Unfortunatly I cannot answer this, as I have almost no experience with the microsoft ribbon, only DevExpress. That's why I have added this point too. At least it would be great to have short examples for that in the documentation, then it maybe would be clearer if that really replace the original requirement.

I'm not quite sure what you mean by "dock-layout manager"...but I am curious now.

Something like this: Dock Layout Manager DevExpress

Also, does DevExpress's WPF Ribbon have a Quick Access Toolbar? And if so...are you at all familiar with how it manages adding/removing and saving/loading items in that Quick Access Toolbar?

Yes it has, see here. I did not took a look into the source code but I guess they solved it because they have a custom ribbon window. As far as I have read this control has this also? So you can add this the same way by having a Dependency Property to bind a list of e.g. QuickToolBarButtons to the Window?

Splitwirez commented 3 years ago

Unfortunatly I cannot answer this, as I have almost no experience with the microsoft ribbon, only DevExpress. That's why I have added this point too. At least it would be great to have short examples for that in the documentation, then it maybe would be clearer if that really replace the original requirement.

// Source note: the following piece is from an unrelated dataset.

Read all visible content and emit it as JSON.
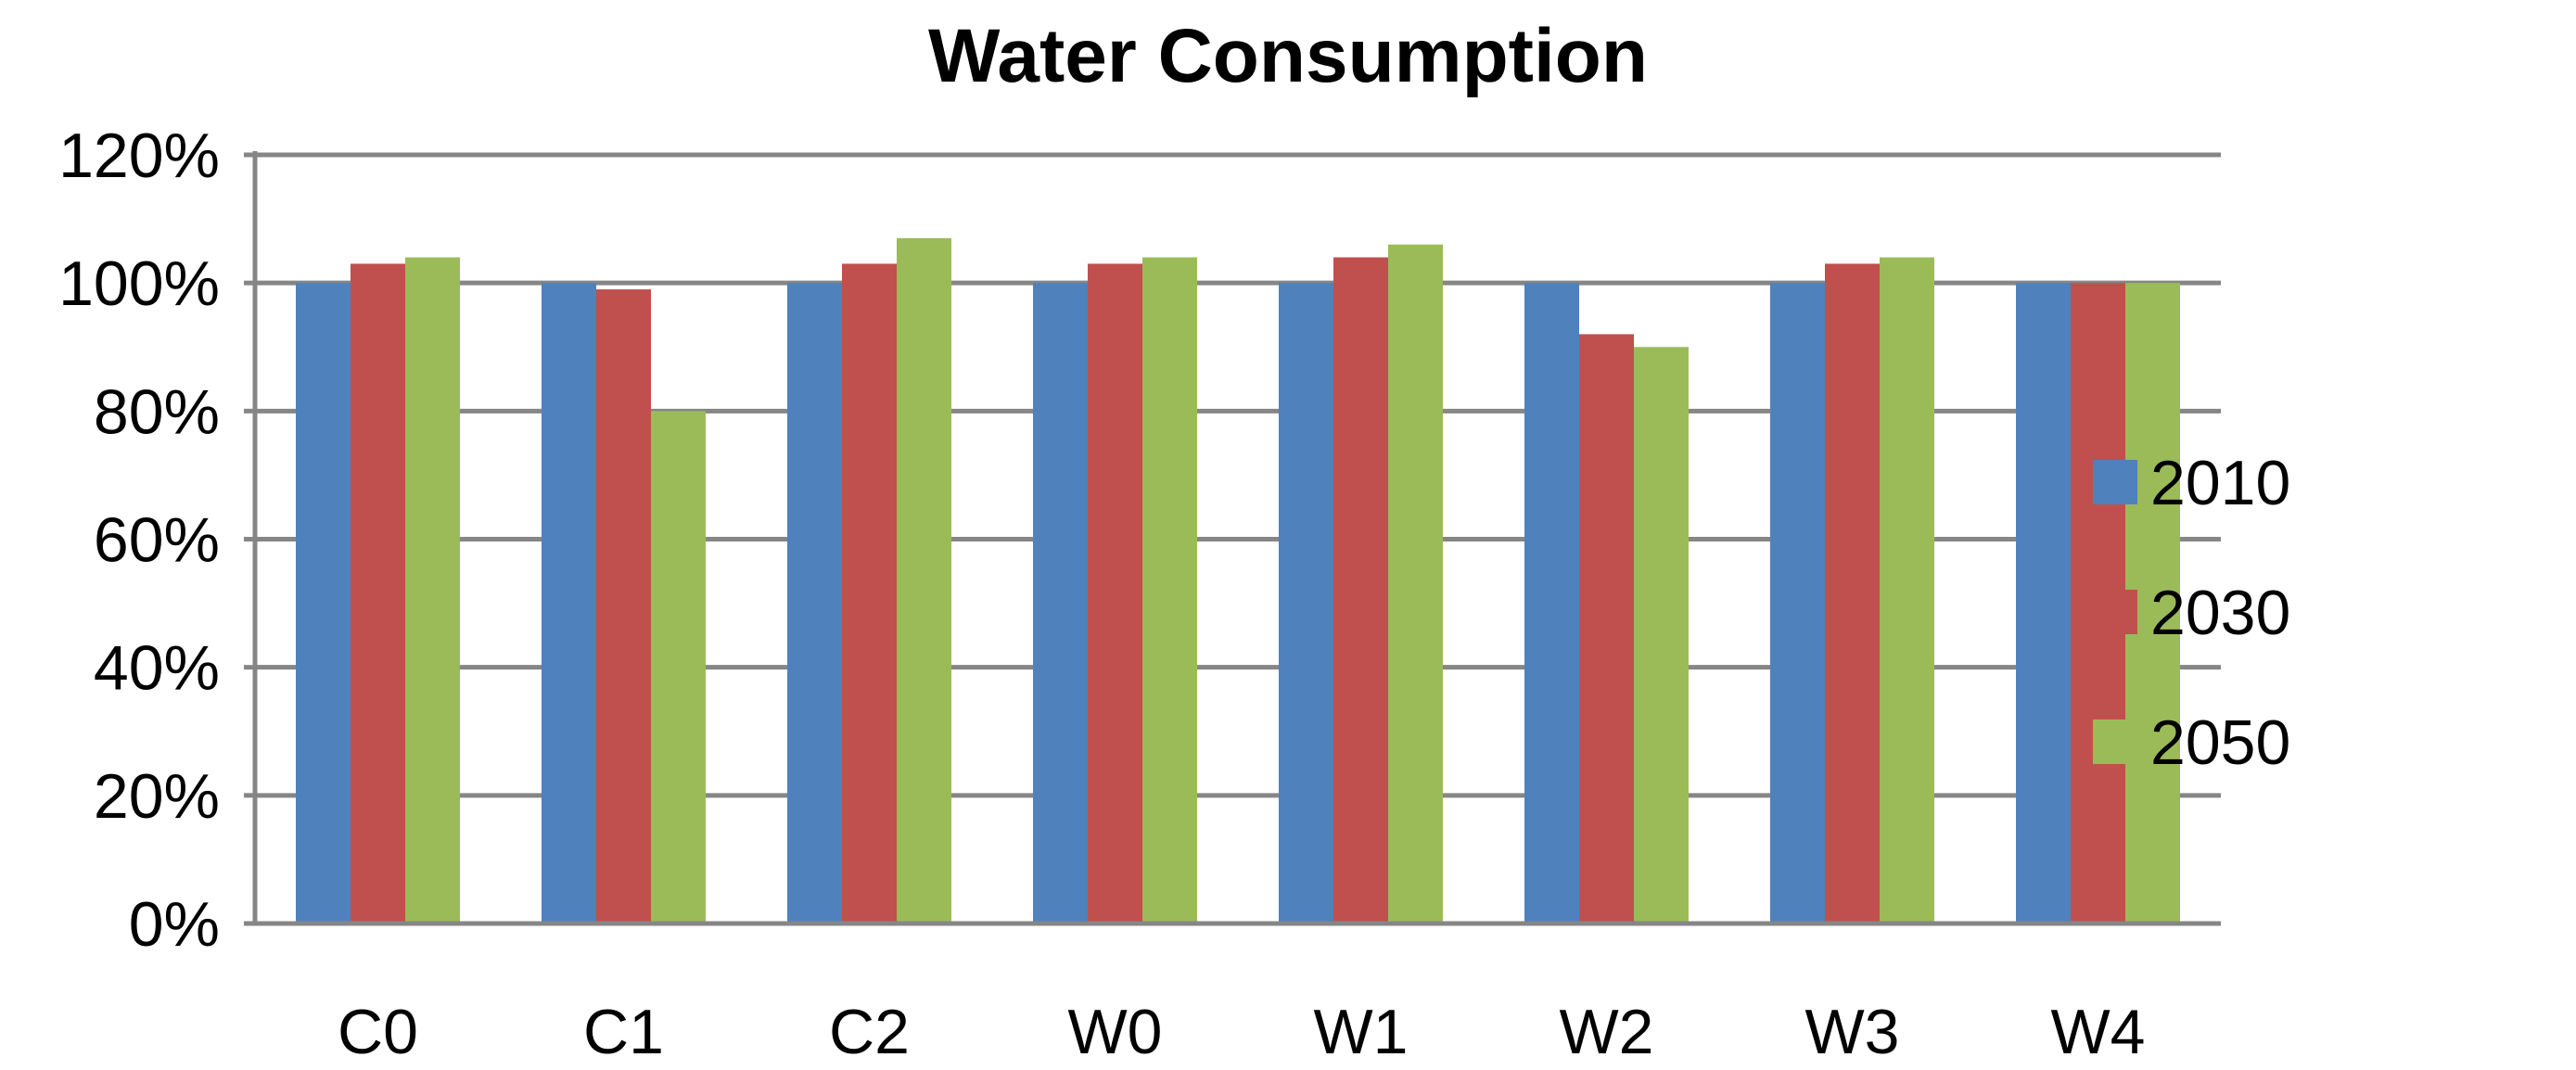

That's fine. Looks like my implementation isn't as far off from theirs as I would've expected. I will be adding proper documentation once the in-development features are...well, closer to stable/finalized.

Something like this: Dock Layout Manager DevExpress

Oh THAT...okay, that makes more sense now. Thanks.

Yes it has, see here. I did not took a look into the source code but I guess they solved it because they have a custom ribbon window. As far as I have read this control has this also? So you can add this the same way by having a Dependency Property to bind a list of e.g. QuickToolBarButtons to the Window?

Hm...well, mine has a custom window as well, though it's more for sake of convenience than a necessity. I'd imagine theirs is a similar deal, with the Quick Access Toolbar being in the titlebar and all that.

So who is in charge of saving whatever is in the Quick Access Toolbar, and loading it again the next time the application is opened? Is that built into the DevExpress Ribbon, or up to the application developer to implement?

trommlbomml commented 3 years ago

Yes, you have not any other good options to customize windows :-), perfect fit to implement it in that way.